Given:
⇒ a+ ib = \(\frac{(2+i)^3}{2+3i}\)
⇒ a+ ib = \(\frac{2^3+i^3+3(2)^2(i)+3(i)^2(2)}{2+3i}\)
⇒ a+ ib = \(\frac{8+(i^2.i)+3(4)(i)+6i^2}{2+3i}\)
We know that i2=-1
⇒ a+ ib = \(\frac{8+(-1)i+12i+6(-1)}{2+3i}\)
⇒ a+ ib =\(\frac{2+11i}{2+3i}\)
Multiplying and dividing with 2-3i
⇒ a+ ib = \(\frac{2+11i}{2+3i}\) x \(\frac{2-3i}{2-3i}\)

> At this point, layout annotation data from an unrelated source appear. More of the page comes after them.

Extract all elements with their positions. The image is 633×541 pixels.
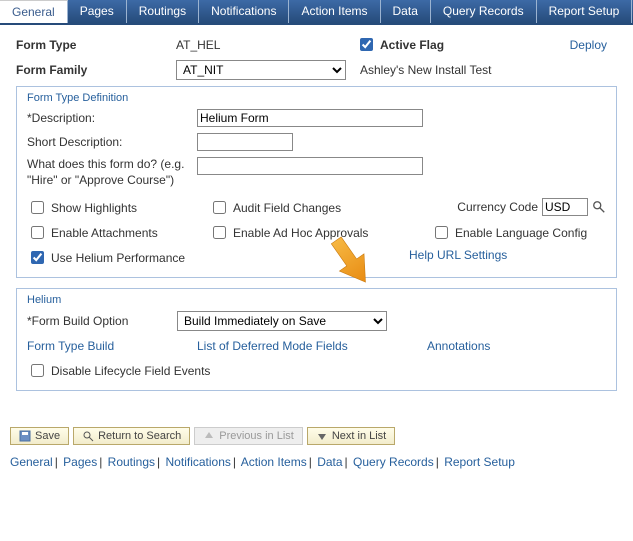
save-button[interactable]: Save [10,427,69,445]
enable-ad-hoc-approvals-label: Enable Ad Hoc Approvals [233,226,368,240]
bottom-link-report-setup[interactable]: Report Setup [444,455,515,469]
help-url-settings-link[interactable]: Help URL Settings [409,248,507,262]
return-to-search-label: Return to Search [98,430,181,442]
bottom-link-data[interactable]: Data [317,455,342,469]
currency-code-label: Currency Code [457,200,538,214]
previous-in-list-label: Previous in List [219,430,294,442]
return-to-search-button[interactable]: Return to Search [73,427,190,445]
bottom-link-general[interactable]: General [10,455,53,469]
enable-attachments-checkbox[interactable] [31,226,44,239]
active-flag-label: Active Flag [380,38,444,52]
description-label: *Description: [27,111,197,125]
tab-query-records[interactable]: Query Records [431,0,537,23]
form-type-label: Form Type [16,38,176,52]
enable-attachments-label: Enable Attachments [51,226,158,240]
tab-data[interactable]: Data [381,0,431,23]
form-type-build-link[interactable]: Form Type Build [27,339,167,353]
form-family-label: Form Family [16,63,176,77]
tab-bar: General Pages Routings Notifications Act… [0,0,633,25]
tab-routings[interactable]: Routings [127,0,199,23]
currency-code-input[interactable] [542,198,588,216]
use-helium-performance-checkbox[interactable] [31,251,44,264]
tab-general[interactable]: General [0,0,68,23]
form-type-definition-title: Form Type Definition [27,92,606,104]
annotations-link[interactable]: Annotations [427,339,490,353]
bottom-link-query-records[interactable]: Query Records [353,455,434,469]
action-toolbar: Save Return to Search Previous in List N… [0,421,633,451]
tab-pages[interactable]: Pages [68,0,127,23]
bottom-link-routings[interactable]: Routings [108,455,155,469]
tab-action-items[interactable]: Action Items [289,0,380,23]
audit-field-changes-label: Audit Field Changes [233,201,341,215]
form-family-select[interactable]: AT_NIT [176,60,346,80]
arrow-down-icon [316,430,328,442]
enable-language-config-checkbox[interactable] [435,226,448,239]
short-description-label: Short Description: [27,135,197,149]
tab-notifications[interactable]: Notifications [199,0,289,23]
bottom-link-action-items[interactable]: Action Items [241,455,307,469]
short-description-input[interactable] [197,133,293,151]
disable-lifecycle-events-checkbox[interactable] [31,364,44,377]
form-type-definition-fieldset: Form Type Definition *Description: Short… [16,86,617,278]
helium-title: Helium [27,294,606,306]
bottom-link-pages[interactable]: Pages [63,455,97,469]
deferred-mode-fields-link[interactable]: List of Deferred Mode Fields [197,339,397,353]
bottom-link-notifications[interactable]: Notifications [166,455,231,469]
save-icon [19,430,31,442]
form-type-value: AT_HEL [176,38,346,52]
description-input[interactable] [197,109,423,127]
bottom-link-bar: General| Pages| Routings| Notifications|… [0,451,633,473]
lookup-icon[interactable] [592,200,606,214]
form-family-desc: Ashley's New Install Test [360,63,491,77]
arrow-up-icon [203,430,215,442]
use-helium-performance-label: Use Helium Performance [51,251,185,265]
audit-field-changes-checkbox[interactable] [213,201,226,214]
show-highlights-checkbox[interactable] [31,201,44,214]
form-build-option-label: *Form Build Option [27,314,177,328]
show-highlights-label: Show Highlights [51,201,137,215]
what-does-input[interactable] [197,157,423,175]
save-button-label: Save [35,430,60,442]
active-flag-checkbox[interactable] [360,38,373,51]
what-does-label: What does this form do? (e.g. "Hire" or … [27,157,197,188]
search-icon [82,430,94,442]
tab-report-setup[interactable]: Report Setup [537,0,633,23]
enable-language-config-label: Enable Language Config [455,226,587,240]
disable-lifecycle-events-label: Disable Lifecycle Field Events [51,364,210,378]
next-in-list-button[interactable]: Next in List [307,427,395,445]
enable-ad-hoc-approvals-checkbox[interactable] [213,226,226,239]
helium-fieldset: Helium *Form Build Option Build Immediat… [16,288,617,391]
previous-in-list-button: Previous in List [194,427,303,445]
next-in-list-label: Next in List [332,430,386,442]
form-build-option-select[interactable]: Build Immediately on Save [177,311,387,331]
deploy-link[interactable]: Deploy [570,38,607,52]
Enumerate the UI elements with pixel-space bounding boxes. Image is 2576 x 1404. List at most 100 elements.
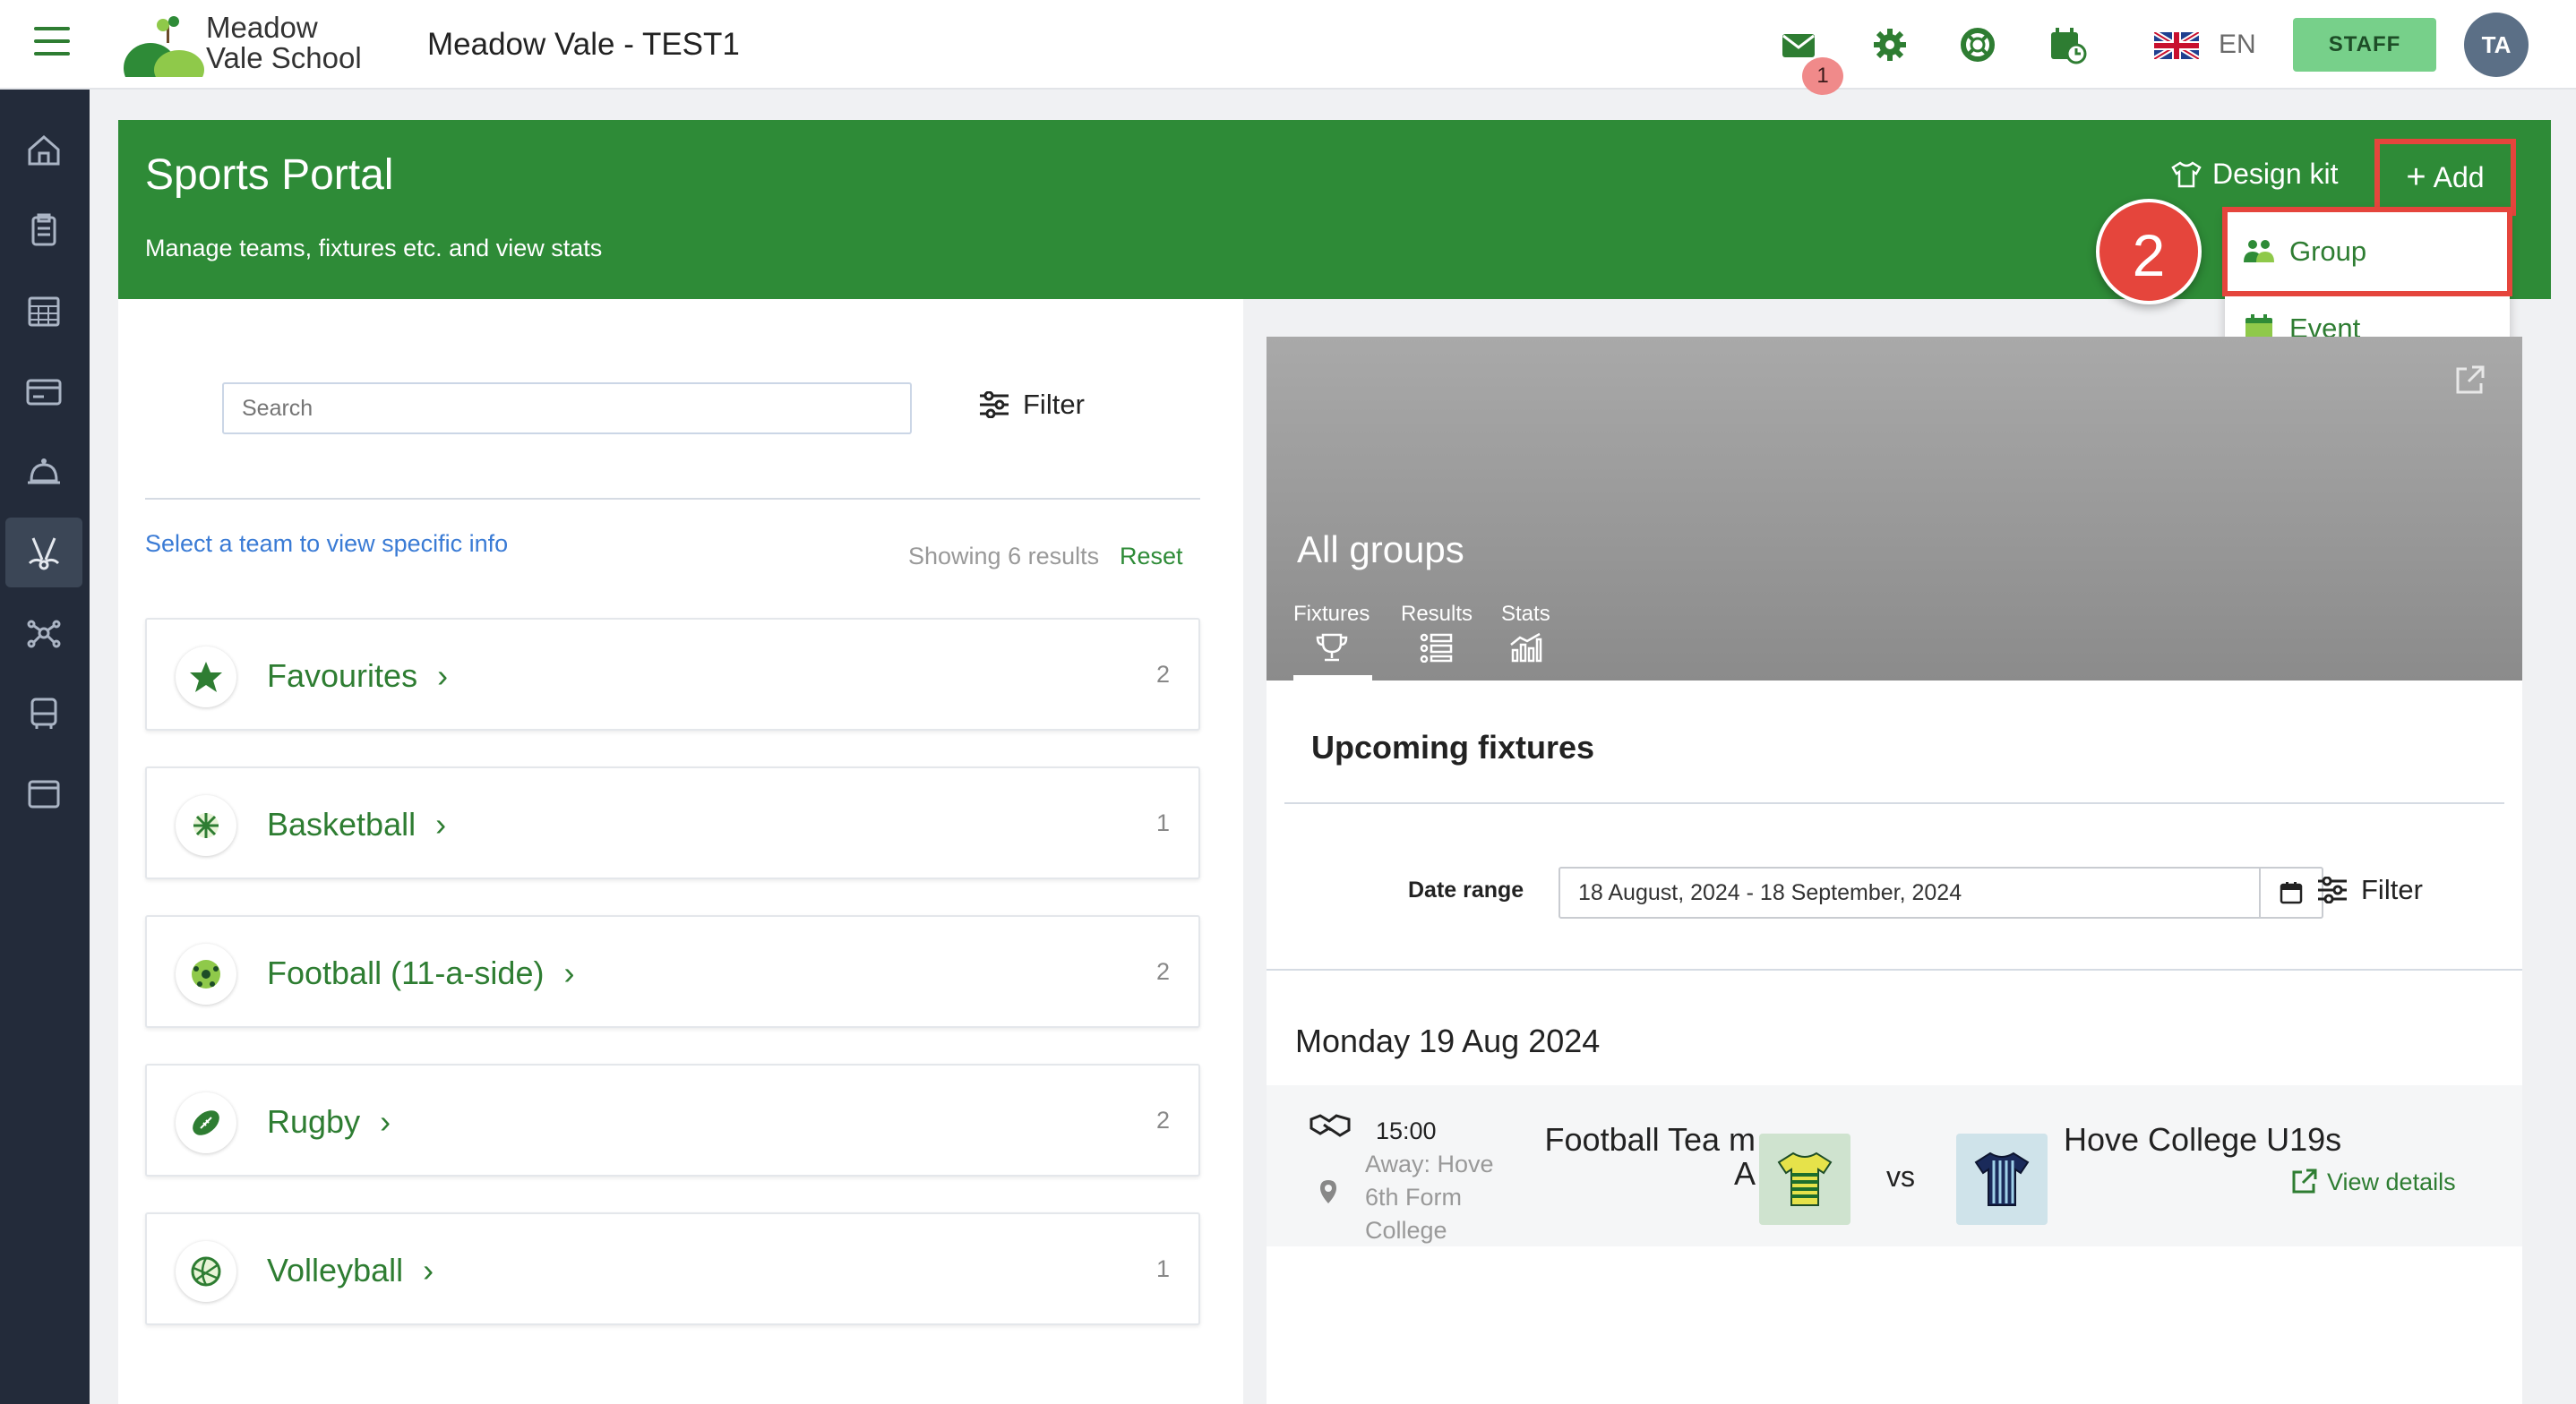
home-team-name: Football Tea m A [1544,1121,1756,1192]
trophy-icon [1316,633,1347,662]
day-heading: Monday 19 Aug 2024 [1295,1023,1601,1059]
chevron-right-icon: › [423,1252,434,1288]
team-card-volleyball[interactable]: Volleyball › 1 [145,1212,1200,1325]
active-tab-indicator [1293,675,1372,681]
sidebar-bell-icon[interactable] [5,437,82,507]
team-count: 2 [1155,661,1170,688]
team-count: 2 [1155,1107,1170,1134]
tab-stats[interactable]: Stats [1501,602,1550,663]
basketball-icon [176,795,236,856]
tab-label: Results [1401,602,1473,626]
vs-label: vs [1886,1160,1915,1193]
menu-item-label: Group [2289,235,2367,267]
sidebar-card-icon[interactable] [5,356,82,426]
team-count: 1 [1155,809,1170,836]
hero-title: All groups [1297,528,1464,570]
group-icon [2244,240,2274,262]
stats-icon [1510,632,1542,663]
menu-item-group[interactable]: Group [2222,207,2512,296]
chevron-right-icon: › [380,1103,391,1140]
app-title: Meadow Vale - TEST1 [427,27,740,62]
teams-panel: Filter Select a team to view specific in… [118,299,1243,1404]
add-button[interactable]: + Add [2374,139,2516,216]
page-title: Sports Portal [145,151,394,199]
results-count: Showing 6 results [908,543,1100,569]
team-card-basketball[interactable]: Basketball › 1 [145,766,1200,879]
plus-icon: + [2406,158,2426,196]
search-input[interactable] [222,382,912,434]
results-icon [1420,633,1453,663]
staff-button[interactable]: STAFF [2293,18,2436,72]
sidebar-home-icon[interactable] [5,115,82,184]
sliders-icon [2318,877,2347,903]
sidebar-network-icon[interactable] [5,598,82,668]
page-subtitle: Manage teams, fixtures etc. and view sta… [145,235,603,261]
location-pin-icon [1320,1180,1336,1203]
fixtures-filter-button[interactable]: Filter [2316,874,2423,906]
tab-label: Fixtures [1293,602,1370,626]
filter-label: Filter [2361,874,2423,905]
view-details-link[interactable]: View details [2289,1168,2456,1196]
star-icon [176,646,236,707]
lifebuoy-icon[interactable] [1958,25,1997,64]
team-count: 2 [1155,958,1170,985]
divider [145,498,1200,500]
date-range-input[interactable] [1558,867,2261,919]
step-marker: 2 [2096,199,2202,304]
logo-hills-icon [124,16,204,93]
sidebar-sports-icon[interactable] [5,518,82,587]
school-name: Meadow Vale School [206,11,362,74]
team-card-football[interactable]: Football (11-a-side) › 2 [145,915,1200,1028]
mail-badge: 1 [1802,57,1843,95]
add-label: Add [2433,160,2485,193]
tshirt-icon [2171,160,2202,187]
football-icon [176,944,236,1005]
view-details-label: View details [2327,1168,2456,1195]
sidebar-clipboard-icon[interactable] [5,195,82,265]
rugby-icon [176,1092,236,1153]
avatar[interactable]: TA [2464,13,2529,77]
design-kit-label: Design kit [2212,158,2339,190]
uk-flag-icon[interactable] [2152,30,2201,62]
sliders-icon [980,391,1009,418]
home-kit-icon [1759,1134,1850,1225]
team-count: 1 [1155,1255,1170,1282]
gear-icon[interactable] [1870,25,1910,64]
team-card-favourites[interactable]: Favourites › 2 [145,618,1200,731]
language-selector[interactable]: EN [2219,30,2256,60]
team-name: Rugby [267,1103,361,1140]
sidebar-calendar-grid-icon[interactable] [5,276,82,346]
team-name: Football (11-a-side) [267,955,545,991]
filter-button[interactable]: Filter [978,389,1085,421]
divider [1284,802,2504,804]
fixture-location: Away: Hove 6th Form College [1365,1151,1494,1244]
tab-fixtures[interactable]: Fixtures [1293,602,1370,663]
away-team-name: Hove College U19s [2064,1121,2342,1158]
calendar-clock-icon[interactable] [2048,25,2087,64]
select-team-hint[interactable]: Select a team to view specific info [145,530,508,558]
divider [1267,969,2522,971]
fixture-row[interactable]: 15:00 Away: Hove 6th Form College Footba… [1267,1085,2522,1246]
design-kit-button[interactable]: Design kit [2169,158,2339,191]
away-kit-icon [1956,1134,2048,1225]
external-link-icon[interactable] [2452,364,2486,398]
volleyball-icon [176,1241,236,1302]
groups-hero: All groups Fixtures Results Stats [1267,337,2522,681]
chevron-right-icon: › [435,806,447,843]
external-link-icon [2292,1169,2317,1194]
hamburger-menu-icon[interactable] [34,27,70,57]
team-name: Basketball [267,806,416,843]
calendar-picker-icon[interactable] [2259,867,2323,919]
handshake-icon [1309,1114,1351,1137]
tab-label: Stats [1501,602,1550,626]
sidebar [0,90,90,1404]
team-name: Volleyball [267,1252,404,1288]
reset-link[interactable]: Reset [1120,543,1183,570]
team-name: Favourites [267,657,418,694]
sidebar-bus-icon[interactable] [5,679,82,749]
sidebar-window-icon[interactable] [5,759,82,829]
groups-panel: All groups Fixtures Results Stats Upcomi… [1267,337,2522,1404]
team-card-rugby[interactable]: Rugby › 2 [145,1064,1200,1177]
tab-results[interactable]: Results [1401,602,1473,663]
school-logo[interactable]: Meadow Vale School [124,11,365,93]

⇒ a+ ib = \(\frac{2(2-3i)+11i(2-3i)}{(2)^2-(3i)^2}\)
⇒ a+ ib = \(\frac{4-6i+22i-33i^2}{4-9i^2}\)
We know that i2=-1
⇒ a+ ib = \(\frac{4+16i-33(-1)}{4-9(-1)}\)
⇒ a+ ib = \(\frac{37+16i}{13}\)
∴ The values of a, b are \(\frac{37}{13}\) , \(\frac{16}{13}\).